Plus de 60 brevets ont été déposés au cours de la conception de ce modèle. On retiendra d'abord que Zoé est le seul véhicule électrique de grande série homologué, en cycle NEDC, à 210 km d’autonomie (contre 175 km pour la Leaf). En usage réel, par exemple sur un parcours périurbain, le client pourra réaliser généralement autour de 100 km en saison froide et de 150 km en saison tempérée. Pour obtenir ce résultat, Renault a développé le Range OptimiZEr, qui regroupe trois innovations majeures :
– le freinage récupératif de nouvelle génération
- la pompe à chaleur qui fonctionne comme une climatisation réversible et qui consomme moins d'énergie
- des nouveaux pneus Michelin Energy E-V.
Renault dément par contre la rumeur qui faisait état d'une autonomie de 350 km en 2014. Ce résultat ne sera pas atteint avant au moins 10 ans.


Zoé est par ailleurs le seul véhicule équipé du chargeur Caméléon. Ce chargeur breveté par Renault est compatible avec n’importe quel niveau de puissance jusqu’à 43 kW. Il permet de se recharger sur n'importe quelle borne, lente ou rapide, pour une durée comprise entre 30 minutes et 9 heures. Par exemple, Zoé se recharge en une heure à la puissance de 22 kW. Ce niveau de puissance intermédiaire préserve mieux la durée de vie des batteries et a moins d’impact sur le réseau électrique qu’une recharge rapide à 43 kW.

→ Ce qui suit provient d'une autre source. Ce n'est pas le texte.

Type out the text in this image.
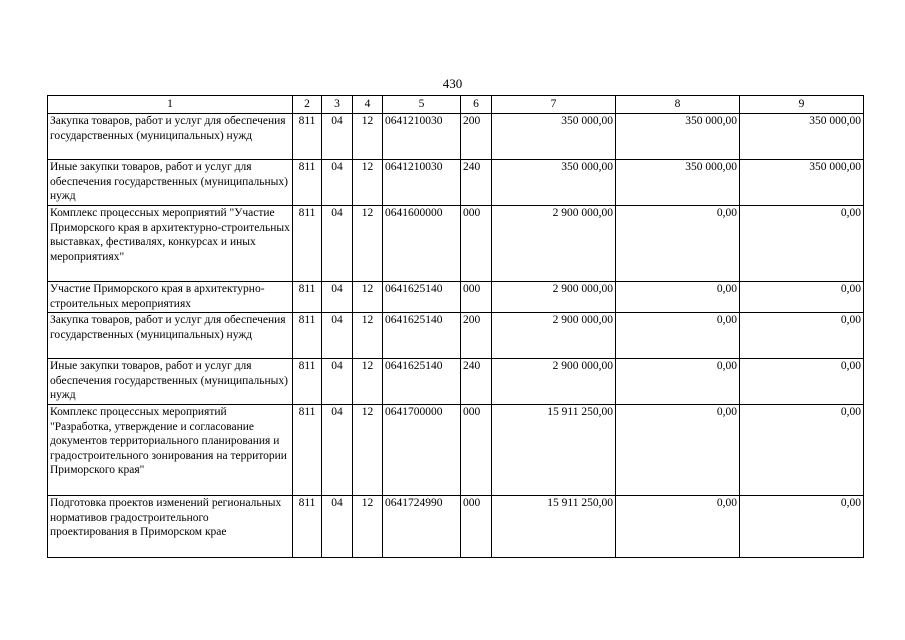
430
1	2	3	4	5	6	7	8	9
Закупка товаров, работ и услуг для обеспечения государственных (муниципальных) нужд	811	04	12	0641210030	200	350 000,00	350 000,00	350 000,00
Иные закупки товаров, работ и услуг для обеспечения государственных (муниципальных) нужд	811	04	12	0641210030	240	350 000,00	350 000,00	350 000,00
Комплекс процессных мероприятий "Участие Приморского края в архитектурно-строительных выставках, фестивалях, конкурсах и иных мероприятиях"	811	04	12	0641600000	000	2 900 000,00	0,00	0,00
Участие Приморского края в архитектурно-строительных мероприятиях	811	04	12	0641625140	000	2 900 000,00	0,00	0,00
Закупка товаров, работ и услуг для обеспечения государственных (муниципальных) нужд	811	04	12	0641625140	200	2 900 000,00	0,00	0,00
Иные закупки товаров, работ и услуг для обеспечения государственных (муниципальных) нужд	811	04	12	0641625140	240	2 900 000,00	0,00	0,00
Комплекс процессных мероприятий "Разработка, утверждение и согласование документов территориального планирования и градостроительного зонирования на территории Приморского края"	811	04	12	0641700000	000	15 911 250,00	0,00	0,00
Подготовка проектов изменений региональных нормативов градостроительного проектирования в Приморском крае	811	04	12	0641724990	000	15 911 250,00	0,00	0,00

Le 4ème modèle électrique de Renault inaugure par ailleurs la nouvelle tablette R-Link. Ce tout nouveau système multimédia intégré, développé par TomTom, est connecté à Internet via le smartphone et donne accès à un univers de services. Rien à voir avec un iPad. R-Link est une tablette tactile intégrée de 7 pouces, qui tourne sous Android. On peut aussi la piloter avec des commandes au volant et une reconnaissance vocale. En téléchargeant des applications via le R-Link Store, il sera possible d'ajouter de nouvelles fonctions. Plus de cinquante applications, pensées pour l'automobile, seront proposées au démarrage. Certaines concernent l'électrique (histogramme de la consommation énergétique, visualisation des flux d’énergie et programmation de la charge). La navigation GPS (d'origine TomTom) propose également des services spécifiques comme la bulle d’autonomie, la proposition du trajet le plus économe ou la localisation des bornes de recharge ainsi que l’indication de leur disponibilité – borne libre ou occupée.


Au niveau du bien être, la Zoé sera équipée du système Z.E. Voice (un son extérieur alertant les piétons de l’arrivée du véhicule). Il se fait entendre de 1 à 30 km/h et a fait l’objet d’un design particulier pour créer une identité sonore propre à Zoé. Le conducteur pourra choisir entre trois sons différents et le couper par une simple pression de l’interrupteur. Comme sur la Leaf, le pré-conditionnement programmable permet de réchauffer ou rafraîchir l’habitacle lorsque le véhicule est branché. En revanche, la marque a renoncé au toit à panneaux solaires, à la luminothérapie et au côté Spa Car avec Biotherm. On retrouve à bord un simple diffuseur de senteurs actives aux propriétés relaxantes ou stimulantes et un ioniseur à fonctions purifiante comme sur la Latitude.
Assurément, la Zoé est une voiture bien née. C'est maintenant au marché de trancher.